Violist Lawrence Power, appropriately enough, produces a powerful, beautiful sound. Many public speakers would envy his musical charisma; when he begins a phrase you simply have to hear how it ends. His appearance as guest of the Scottish Ensemble saw him as joint soloist in two works and soloist proper in another.

Lawrence Power, © Jack Liebeck
Lawrence Power,
© Jack Liebeck

Pastoral Fantasia (1939) by William Alwyn (1905-1985) saw Power centre-stage, in a gently rhapsodic work which felt the epitome of Englishness. As the title suggests, the piece features soaring, folkloric passages – many employing pentatonic melodies – and the immediacy of Power's articulate performance might have led many to believe that the piece was not merely improvisatory but improvised. This instantly accessible work was flecked with odd harmonic nuggets, hinting at a more dynamic sensibility and I wasn't completely surprised to discover, in later research, that Alwyn's Symphony no. 3 features his own take on twelve-tone music.

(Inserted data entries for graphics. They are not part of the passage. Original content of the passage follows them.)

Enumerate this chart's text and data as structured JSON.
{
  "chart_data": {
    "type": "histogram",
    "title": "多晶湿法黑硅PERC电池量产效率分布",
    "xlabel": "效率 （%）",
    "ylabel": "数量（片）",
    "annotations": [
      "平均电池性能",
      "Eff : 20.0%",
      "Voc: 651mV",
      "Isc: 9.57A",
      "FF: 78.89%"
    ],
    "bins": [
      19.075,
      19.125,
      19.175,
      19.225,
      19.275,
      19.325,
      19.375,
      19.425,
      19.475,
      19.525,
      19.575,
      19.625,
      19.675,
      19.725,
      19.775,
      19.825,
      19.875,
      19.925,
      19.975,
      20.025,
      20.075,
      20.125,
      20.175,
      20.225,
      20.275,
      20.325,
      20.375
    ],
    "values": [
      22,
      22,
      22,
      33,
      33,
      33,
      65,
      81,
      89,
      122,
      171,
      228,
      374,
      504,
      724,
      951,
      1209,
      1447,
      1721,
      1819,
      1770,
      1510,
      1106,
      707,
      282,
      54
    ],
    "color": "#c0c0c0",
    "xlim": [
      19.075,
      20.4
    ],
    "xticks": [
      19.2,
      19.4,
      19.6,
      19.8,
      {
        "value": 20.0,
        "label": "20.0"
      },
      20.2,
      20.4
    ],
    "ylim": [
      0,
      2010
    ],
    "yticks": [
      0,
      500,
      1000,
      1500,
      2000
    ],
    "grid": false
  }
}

A more obviously contemporary sound characterised Luke Bedford's imaginatively titled Wonderful Two-Headed Nightingale. Commissioned by the Scottish Ensemble, it had received its world première a few nights earlier. Although composition preceded titling, it was fascinating to discover that Two-Headed Nightingale was the stage name of Millie and Christine McCoy – singing, conjoined twins, who were born into slavery in North Carolina in 1851, sold to a showman, and then kidnapped by a rival showman. They ended their lives in the UK, where slavery had long been outlawed.

Essentially a single-movement mini-concerto for violin and viola, this piece featured many dense, dramatic chords, some incorporating palette-widening quarter-tones. Such moments contrasted very effectively with the initial bright, open string chords played by the two soloists, Lawrence Power and Scottish Ensemble director Jonathan Morton. These two players complemented one another very well. The dramatic tension in this piece derives from two solo lines which follow equal mindsets: striving to break free from the other; reunited and more happily resigned to the status of being a twin. Currently the Wigmore Hall's first ever Composer in Residence, Bedford strikes me as having a distinctive voice and I look forward to hearing more of his work.

Written for forces identical to the Bedford (12 strings, 2 horns, 2 oboes and soloists), Mozart's Sinfonia Concertante in E flat, K364 again featured Power and Morton. Rapport was even more impressive in this case, particularly in those moments where the accompanying instruments are silent. Their playing seemed almost telepathic and was completely free of the watchful caution which can characterise such unmeasured moments. The tender and passionate central Andante was beautifully paced and the closing Rondo was delivered with more brio than I can recall hearing.

It is often difficult to pinpoint exactly when and how one's musical preferences change. However, I will be able to recall this as the evening when it really struck me that large symphony orchestra performances of Haydn symphonies seem like sleeping giants that should remain asleep. The Scottish Ensemble's performance of Haydn's Symphony no. 44 in E minor ('Trauer') was absolutely brimming with life. There is less irony in that statement than meets the eye; the subtitle, 'Trauer' ('Mourning') was added late in Haydn's life, when he expressed his desire that the serene, unsentimental Andante be played at his funeral. In the Queen's Hall, the dynamic range felt huge for a 17-strong chamber orchestra and the clarity and wide-awake articulation were just the tonic for a Scottish, Sunday winter's evening. Almost as enjoyable as the music was the communication between the players: between desk partners, between sections and between director and orchestra members. These are musicians who clearly love working together as much as they love the repertoire which they so joyously deliver.